The Internet of Things creates many new types of customer touchpoints and communication channels, which can fundamentally change how you manage the customer relationship.
By Glenn Johnson
Jul 05, 2016

Traditional customer relationship management (CRM) systems focus our attention on building a comprehensive view of customer information. One-to-one marketing pioneers like Don Peppers and Martha Rogers wrote, in their book Managing Customer Relationships: A Strategic Framework, that "the objective is to integrate channels of communication so that a 360-degree view of the customer can be created."

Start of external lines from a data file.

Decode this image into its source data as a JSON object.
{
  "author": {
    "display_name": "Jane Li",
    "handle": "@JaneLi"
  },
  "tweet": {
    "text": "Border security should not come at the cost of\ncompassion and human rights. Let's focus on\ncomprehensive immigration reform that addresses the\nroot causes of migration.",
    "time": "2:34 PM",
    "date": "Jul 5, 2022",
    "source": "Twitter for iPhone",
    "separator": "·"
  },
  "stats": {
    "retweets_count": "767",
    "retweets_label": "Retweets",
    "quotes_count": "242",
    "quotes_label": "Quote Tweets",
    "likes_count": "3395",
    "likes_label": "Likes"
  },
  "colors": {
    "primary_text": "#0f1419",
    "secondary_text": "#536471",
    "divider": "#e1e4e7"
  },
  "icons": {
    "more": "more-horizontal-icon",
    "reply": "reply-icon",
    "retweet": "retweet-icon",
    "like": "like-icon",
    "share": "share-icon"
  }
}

The theory behind these systems is that employees in sales, marketing and service roles can delight customers by referencing past interactions they or their colleagues have had with them. As customers increasingly interact with brands online, much of this digital memory and response has become automated, not through human touchpoints, but rather via automated web experiences.

The Internet of Things brings an entirely new meaning to a 360-degree view of the customer. In fact, it is more literally true now than ever. Through networks of cameras, sensors, controllers and mobile devices, touchpoints are no longer limited to humans and computer screens. Temperature, motion and vibration sensors, as well as machine vision, digital audio, speech-to-text and a thousand other technologies, are converging to provide a customer's digital footprint that is more real-world and less digital-reality every day.

Building a full picture of this new type of customer journey is extremely challenging, due to the integration required to tie in all of these new technologies with existing software. But by recording, managing and integrating customer information, whether it comes from product sensors or CRM systems, companies can now better track the customer journey during all stages of the product life cycle.

This approach creates the Internet of Customers.

Big players have already made inroads into incorporating IoT data into their information systems. Pitney Bowes can now connect operational information from its machines at customer locations to proactively identify, diagnose and resolve asset service issues before clients are even aware of a problem. And Coca-Cola uses data from connected vending machines to gain valuable understanding about where and when to advertise.

There are possibilities for retail applications as well. As shoppers move through a store, in-store beacons can be employed to check their location, purchase history and loyalty status, triggering discount offers for relevant merchandise on the spot.